Pair programming, priming and substitution
But why is pairing strongly associated with coding in practice? In “Thinking, Fast and Slow,” Daniel Kahneman provides an account of how people generate intuitive opinions of complex matters (Kahneman 2011). For example, people tend to give an answer more easily to the question of “How happy are you with your life?” if they were primed by another, related but simpler question, like “How many dates did you have last month?” Kahneman calls this process substitution.
Getting the design of a software system right is a daunting task. It is hard to even define what good design is. Many concerns must be balanced, and a single flaw can have serious consequences. Furthermore, design is a highly creative endeavor: each design problem is unique and requires holistic thinking.

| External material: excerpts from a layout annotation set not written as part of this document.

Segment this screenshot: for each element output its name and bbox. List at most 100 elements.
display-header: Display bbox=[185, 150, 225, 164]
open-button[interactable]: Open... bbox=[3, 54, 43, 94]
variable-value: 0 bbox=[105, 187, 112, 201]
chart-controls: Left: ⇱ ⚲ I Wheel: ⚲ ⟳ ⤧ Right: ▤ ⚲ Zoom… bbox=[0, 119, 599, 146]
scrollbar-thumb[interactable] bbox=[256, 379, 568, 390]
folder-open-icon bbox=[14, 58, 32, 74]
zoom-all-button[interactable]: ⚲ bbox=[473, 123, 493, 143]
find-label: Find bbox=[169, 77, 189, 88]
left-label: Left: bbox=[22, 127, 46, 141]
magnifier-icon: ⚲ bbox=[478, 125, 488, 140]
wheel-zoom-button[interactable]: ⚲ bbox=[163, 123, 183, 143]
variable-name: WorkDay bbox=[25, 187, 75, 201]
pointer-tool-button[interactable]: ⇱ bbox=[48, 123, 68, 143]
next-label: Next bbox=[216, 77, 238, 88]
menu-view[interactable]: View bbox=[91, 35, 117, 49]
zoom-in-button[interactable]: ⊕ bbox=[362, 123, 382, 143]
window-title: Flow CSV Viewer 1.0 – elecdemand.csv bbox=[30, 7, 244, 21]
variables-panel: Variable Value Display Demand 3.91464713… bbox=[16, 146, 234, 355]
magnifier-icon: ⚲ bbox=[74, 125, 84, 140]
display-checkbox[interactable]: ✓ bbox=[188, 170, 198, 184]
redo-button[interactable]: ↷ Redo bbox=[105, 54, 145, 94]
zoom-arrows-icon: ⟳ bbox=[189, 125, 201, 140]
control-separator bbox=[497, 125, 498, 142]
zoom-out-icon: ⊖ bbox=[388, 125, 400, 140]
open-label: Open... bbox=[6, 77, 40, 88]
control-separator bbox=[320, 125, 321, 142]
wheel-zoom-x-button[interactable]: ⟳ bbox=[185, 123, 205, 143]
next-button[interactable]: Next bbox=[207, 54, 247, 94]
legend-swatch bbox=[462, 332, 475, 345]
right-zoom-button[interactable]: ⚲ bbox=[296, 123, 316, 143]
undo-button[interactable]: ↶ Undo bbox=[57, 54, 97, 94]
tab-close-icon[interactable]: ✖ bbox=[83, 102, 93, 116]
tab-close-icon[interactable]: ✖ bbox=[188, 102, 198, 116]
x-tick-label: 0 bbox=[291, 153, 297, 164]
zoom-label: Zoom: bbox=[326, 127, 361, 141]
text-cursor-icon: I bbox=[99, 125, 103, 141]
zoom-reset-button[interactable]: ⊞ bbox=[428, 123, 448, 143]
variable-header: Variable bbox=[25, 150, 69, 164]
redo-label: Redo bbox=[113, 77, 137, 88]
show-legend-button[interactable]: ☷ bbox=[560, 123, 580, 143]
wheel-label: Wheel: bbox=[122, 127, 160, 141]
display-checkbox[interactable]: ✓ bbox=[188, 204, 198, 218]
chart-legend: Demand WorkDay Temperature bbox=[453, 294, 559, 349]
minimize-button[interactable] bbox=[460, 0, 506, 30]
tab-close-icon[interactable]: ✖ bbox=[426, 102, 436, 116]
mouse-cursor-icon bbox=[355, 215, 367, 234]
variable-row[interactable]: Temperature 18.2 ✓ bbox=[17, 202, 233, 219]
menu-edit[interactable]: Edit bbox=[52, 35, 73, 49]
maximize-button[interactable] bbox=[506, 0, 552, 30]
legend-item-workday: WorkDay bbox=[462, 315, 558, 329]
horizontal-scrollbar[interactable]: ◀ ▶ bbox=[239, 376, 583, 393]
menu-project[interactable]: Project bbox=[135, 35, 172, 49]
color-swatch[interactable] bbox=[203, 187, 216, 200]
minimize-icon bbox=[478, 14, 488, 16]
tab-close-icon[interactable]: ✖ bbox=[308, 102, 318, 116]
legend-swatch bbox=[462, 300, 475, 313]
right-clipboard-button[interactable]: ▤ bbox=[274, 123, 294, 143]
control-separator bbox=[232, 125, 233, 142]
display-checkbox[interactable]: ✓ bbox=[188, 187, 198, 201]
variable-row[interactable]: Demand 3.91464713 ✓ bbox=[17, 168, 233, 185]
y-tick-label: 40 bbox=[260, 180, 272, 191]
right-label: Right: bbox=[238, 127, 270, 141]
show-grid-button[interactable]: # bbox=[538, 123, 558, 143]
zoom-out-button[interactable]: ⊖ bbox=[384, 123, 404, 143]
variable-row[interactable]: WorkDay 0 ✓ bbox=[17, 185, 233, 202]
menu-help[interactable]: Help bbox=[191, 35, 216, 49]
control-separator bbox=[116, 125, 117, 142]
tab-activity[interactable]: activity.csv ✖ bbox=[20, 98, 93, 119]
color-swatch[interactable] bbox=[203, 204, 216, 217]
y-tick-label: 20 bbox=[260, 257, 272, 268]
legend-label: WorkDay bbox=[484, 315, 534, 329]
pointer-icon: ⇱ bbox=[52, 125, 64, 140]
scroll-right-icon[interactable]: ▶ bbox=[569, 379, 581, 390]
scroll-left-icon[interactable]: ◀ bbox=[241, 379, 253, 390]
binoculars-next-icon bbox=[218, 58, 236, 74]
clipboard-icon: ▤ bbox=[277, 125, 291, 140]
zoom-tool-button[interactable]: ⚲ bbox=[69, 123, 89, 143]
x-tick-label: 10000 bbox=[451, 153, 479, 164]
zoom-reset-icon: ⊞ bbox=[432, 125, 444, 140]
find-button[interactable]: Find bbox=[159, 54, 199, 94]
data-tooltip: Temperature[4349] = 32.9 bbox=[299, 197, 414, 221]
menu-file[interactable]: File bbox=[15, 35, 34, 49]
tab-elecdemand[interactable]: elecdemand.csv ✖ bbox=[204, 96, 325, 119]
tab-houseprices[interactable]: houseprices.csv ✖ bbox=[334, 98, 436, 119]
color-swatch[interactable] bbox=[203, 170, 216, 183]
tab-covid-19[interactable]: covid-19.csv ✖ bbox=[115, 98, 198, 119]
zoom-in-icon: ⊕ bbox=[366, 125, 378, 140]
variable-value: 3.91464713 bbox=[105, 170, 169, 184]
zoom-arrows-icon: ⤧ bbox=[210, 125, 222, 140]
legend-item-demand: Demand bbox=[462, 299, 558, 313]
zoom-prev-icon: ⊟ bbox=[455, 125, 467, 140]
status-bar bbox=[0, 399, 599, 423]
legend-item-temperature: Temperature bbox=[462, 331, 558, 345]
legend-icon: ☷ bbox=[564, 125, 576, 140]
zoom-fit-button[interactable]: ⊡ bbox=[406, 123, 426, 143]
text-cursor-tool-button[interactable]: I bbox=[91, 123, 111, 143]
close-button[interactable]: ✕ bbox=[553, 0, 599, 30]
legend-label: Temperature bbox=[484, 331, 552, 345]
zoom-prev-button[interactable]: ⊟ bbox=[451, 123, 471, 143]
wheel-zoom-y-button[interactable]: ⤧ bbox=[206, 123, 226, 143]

On the other hand, getting the code right is much easier. Why? Because there are lots of heuristics and patterns available (Bloch 2017, Beck 2008), that, once learned, can be applied over and over. For example, once you learn to watch out for bad variable names, you can spot them quickly and address the issue locally. Although not purely mechanical, this activity takes relatively little mental effort. This is not to say that naming is unimportant, nor that it is trivial – good naming just does not make up for bad design. In words of Russell Ackoff alluding to Peter Drucker, “doing the wrong thing right is not nearly as good as doing the right thing wrong.”
Having said that, what do you do about it? If you are like me—and you get uncomfortable whenever you are asked to pair at the keyboard without a clear vision of the design—step up and pair at the whiteboard first. Usually, this helps a lot. You are still pairing, but armed with the right tool. This makes it less probable for the substitution heuristic to kick in. In other words, pairing at the whiteboard enables you and your peer to think about the problem more clearly and gain a better shared understanding of the problem domain, without being fooled by your brain into thinking that you are making progress by dealing with secondary issues like code formatting, variable naming, implementation patterns, and so on.
In conclusion, pairing is a powerful technique that is not bound to coding, as in pair programming. Sometimes, pairing at the whiteboard is more effective than pairing at the keyboard, because it lowers the risk of finding the right solution to the wrong problem.
- Beck, Kent, and Cynthia Andres. Extreme Programming Explained: Embrace Change. 2nd ed. Boston, MA: Addison-Wesley, 2005.
- Williams, Laurie, and Robert Kessler. Pair Programming Illuminated. Boston: Addison-Wesley, 2002.
- Williams, L., Robert R. Kessler, W. Cunningham, and R. Jeffries. “Strengthening the Case for Pair Programming.” IEEE Software 17, no. 4 (2000): 19–25. https://doi.org/10.1109/52.854064.
- Allen, Adrian. “An Investigation into Potential Reasons Why Pair Programming is Not Widely Adopted by Programmers as a Standard Development Practice When Developing Software.” Technical Report. University of Cape Town, 2012.
- Kahneman, Daniel. Thinking, Fast and Slow. London, England: Penguin Books, 2012.
- Bloch, Joshua. Effective Java. 3rd ed. Boston: Addison-Wesley, 2017.
- Beck, Kent. Implementation Patterns. The Addison-Wesley Signature Series. Upper Saddle River, NJ: Addison-Wesley, 2008.